Ironically, I think I've been going through the five stages of grief — denial, anger, bargaining, depression, acceptance — the classic framework for processing loss, except in this case what I'm losing is the illusion that my years of operational expertise made me irreplaceable. I've landed somewhere between bargaining and acceptance.
Here’s what actually changed
This isn’t abstract “AI will transform everything” talk. Let me tell you what my actual week looks like now.
Legal and tax. I have a project where Cowork’s legal plugin opines on tax structuring questions and regulatory compliance. It doesn’t replace counsel — but it gets me 80% of the way to a first draft that used to take a full day of research. I bring sharper questions to our lawyers now instead of starting from zero.
Board prep and finance. Preparing for our last board meeting felt like a completely different exercise. I had a finance sidekick cleaning up messy data, summarizing P&L by quarter, and flagging the variances worth talking about. What used to be a week of spreadsheet wrestling became an afternoon of strategic thinking.
Email and calendar. The Chrome extension handles inbox triage and structures my calendar. Small thing? Maybe. But reclaiming 45 minutes a day from email compounds fast.
Hiring and recruiting. Someone reached out last week with a cold email offering recruitment services. My honest first thought was: why would we add headcount right now? AI has raised our per-person output so dramatically that the math on new hires looks completely different than it did six months ago. We’re not alone in feeling this — Spotify recently said some of its best engineers haven’t written a line of code since December. They’re directing AI instead.
The shift most operators are missing
Engineering is seeing this first because their tools got there first. But here’s what I want the Operations community to hear: legal, finance, and operations are next. Not in some vague future. This year.
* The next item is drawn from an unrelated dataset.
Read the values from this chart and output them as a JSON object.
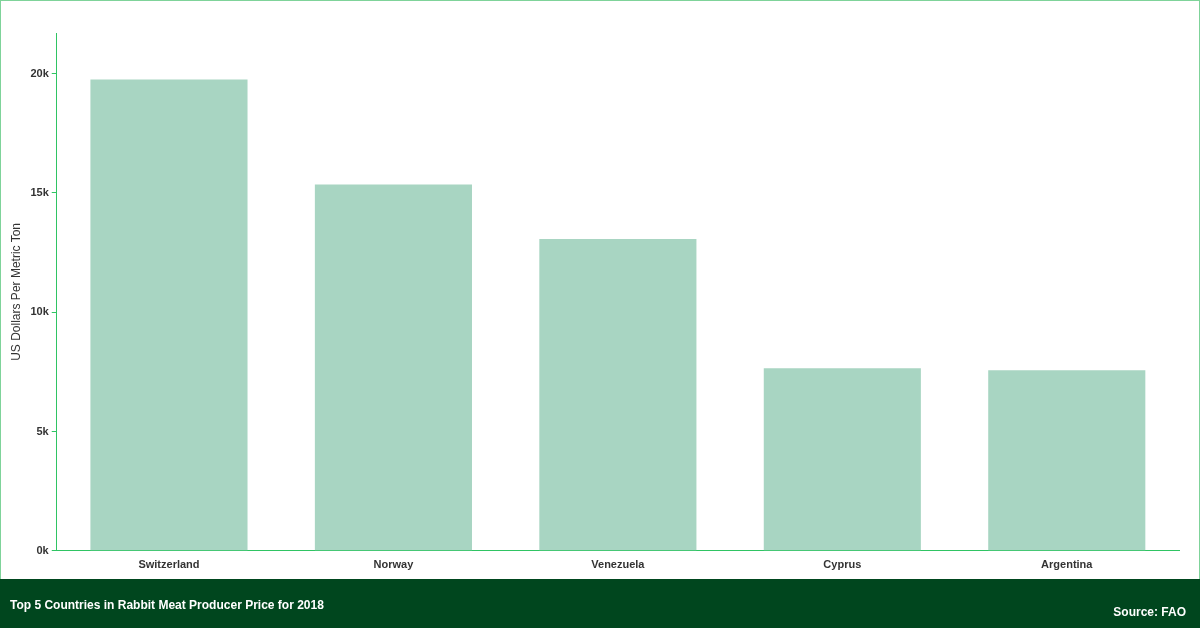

The models that dropped in early 2026 weren’t just faster or cheaper. They crossed a threshold. They started making decisions that felt like they had something resembling judgment — not just following instructions, but understanding context, weighing tradeoffs, and producing work that didn’t need to be rebuilt from scratch. That’s a fundamentally different tool than what we had even six months ago.
The uncomfortable truth
I’m going to say the thing I think some of you don’t want to hear.
If you are still on the free tier of any AI tool and your verdict is “it’s not that useful” — you haven’t actually tried it. The free versions are a demos of the past. The paid tiers with real agent capabilities are a completely different product.
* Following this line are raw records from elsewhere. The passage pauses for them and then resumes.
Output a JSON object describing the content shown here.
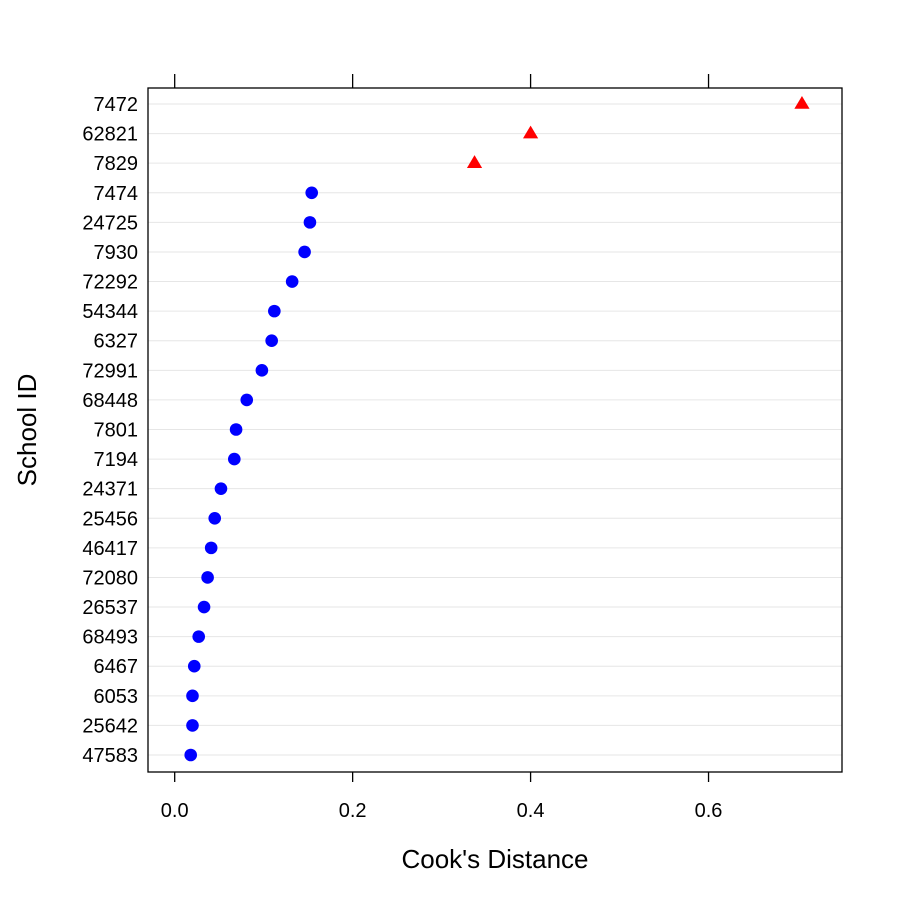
{
  "chart_data": {
    "type": "scatter",
    "title": "",
    "xlabel": "Cook's Distance",
    "ylabel": "School ID",
    "xlim": [
      -0.03,
      0.75
    ],
    "x_ticks": [
      0.0,
      0.2,
      0.4,
      0.6
    ],
    "x_tick_labels": [
      "0.0",
      "0.2",
      "0.4",
      "0.6"
    ],
    "grid": "horizontal",
    "legend": "none",
    "categories": [
      "7472",
      "62821",
      "7829",
      "7474",
      "24725",
      "7930",
      "72292",
      "54344",
      "6327",
      "72991",
      "68448",
      "7801",
      "7194",
      "24371",
      "25456",
      "46417",
      "72080",
      "26537",
      "68493",
      "6467",
      "6053",
      "25642",
      "47583"
    ],
    "series": [
      {
        "marker": "triangle",
        "color": "#ff0000",
        "points": [
          {
            "id": "7472",
            "value": 0.705
          },
          {
            "id": "62821",
            "value": 0.4
          },
          {
            "id": "7829",
            "value": 0.337
          }
        ]
      },
      {
        "marker": "circle",
        "color": "#0000ff",
        "points": [
          {
            "id": "7474",
            "value": 0.154
          },
          {
            "id": "24725",
            "value": 0.152
          },
          {
            "id": "7930",
            "value": 0.146
          },
          {
            "id": "72292",
            "value": 0.132
          },
          {
            "id": "54344",
            "value": 0.112
          },
          {
            "id": "6327",
            "value": 0.109
          },
          {
            "id": "72991",
            "value": 0.098
          },
          {
            "id": "68448",
            "value": 0.081
          },
          {
            "id": "7801",
            "value": 0.069
          },
          {
            "id": "7194",
            "value": 0.067
          },
          {
            "id": "24371",
            "value": 0.052
          },
          {
            "id": "25456",
            "value": 0.045
          },
          {
            "id": "46417",
            "value": 0.041
          },
          {
            "id": "72080",
            "value": 0.037
          },
          {
            "id": "26537",
            "value": 0.033
          },
          {
            "id": "68493",
            "value": 0.027
          },
          {
            "id": "6467",
            "value": 0.022
          },
          {
            "id": "6053",
            "value": 0.02
          },
          {
            "id": "25642",
            "value": 0.02
          },
          {
            "id": "47583",
            "value": 0.018
          }
        ]
      }
    ]
  }
}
And if you’re an operator who hasn’t meaningfully integrated AI into your daily work yet — I say this with love — you are working with stone tools in a steel age. Not because you’re bad at your job. But because the floor of what “good” looks like just got raised, and it’s rising every week.
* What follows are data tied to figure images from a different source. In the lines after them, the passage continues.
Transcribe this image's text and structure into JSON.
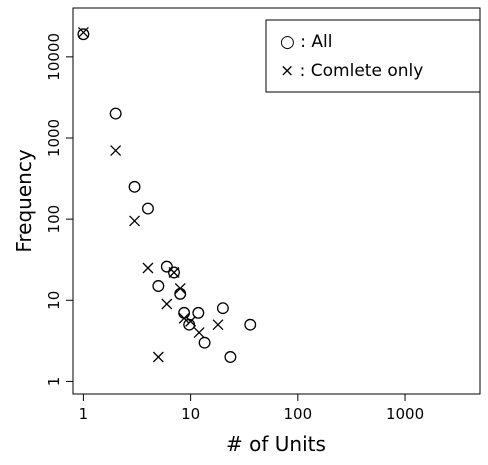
{
  "chart_data": {
    "type": "scatter",
    "title": "",
    "xlabel": "# of Units",
    "ylabel": "Frequency",
    "xscale": "log",
    "yscale": "log",
    "xlim": [
      0.8,
      5000
    ],
    "ylim": [
      0.7,
      40000
    ],
    "xticks": [
      1,
      10,
      100,
      1000
    ],
    "xtick_labels": [
      "1",
      "10",
      "100",
      "1000"
    ],
    "yticks": [
      1,
      10,
      100,
      1000,
      10000
    ],
    "ytick_labels": [
      "1",
      "10",
      "100",
      "1000",
      "10000"
    ],
    "grid": false,
    "legend_position": "top-right",
    "series": [
      {
        "name": "All",
        "marker": "circle",
        "legend_label": "○ : All",
        "points": [
          [
            1,
            19000
          ],
          [
            2,
            2000
          ],
          [
            3,
            250
          ],
          [
            4,
            135
          ],
          [
            5,
            15
          ],
          [
            6,
            26
          ],
          [
            7,
            22
          ],
          [
            8,
            12
          ],
          [
            8.7,
            7
          ],
          [
            9.7,
            5
          ],
          [
            11.8,
            7
          ],
          [
            13.5,
            3
          ],
          [
            20,
            8
          ],
          [
            23.5,
            2
          ],
          [
            36,
            5
          ]
        ]
      },
      {
        "name": "Comlete only",
        "marker": "cross",
        "legend_label": "× : Comlete only",
        "points": [
          [
            1,
            20000
          ],
          [
            2,
            700
          ],
          [
            3,
            95
          ],
          [
            4,
            25
          ],
          [
            5,
            2
          ],
          [
            6,
            9
          ],
          [
            7,
            22
          ],
          [
            8,
            14
          ],
          [
            8.7,
            6
          ],
          [
            10,
            5.5
          ],
          [
            12,
            4
          ],
          [
            18,
            5
          ]
        ]
      }
    ]
  }
}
This isn’t a trend. It’s not a fad. It’s the biggest shift in how knowledge work gets done, possibly ever. And the good thing is, we are all in the same boat of figuring out how to use it best.
I’d love to hear: have you started using AI meaningfully in your ops work? Do share your use cases and let’s learn together!
Until next time,
Diana



Agree 100%! Almost everyone (me included) is experimenting too little. Thanks for taking the time to share!
I use two paid AI tools daily and it is changing how I work. I'll confess to spending several days panicking about how I won't have a job in 3 years, but I'm trying to be optimistic and reframe that I'll instead be working smarter.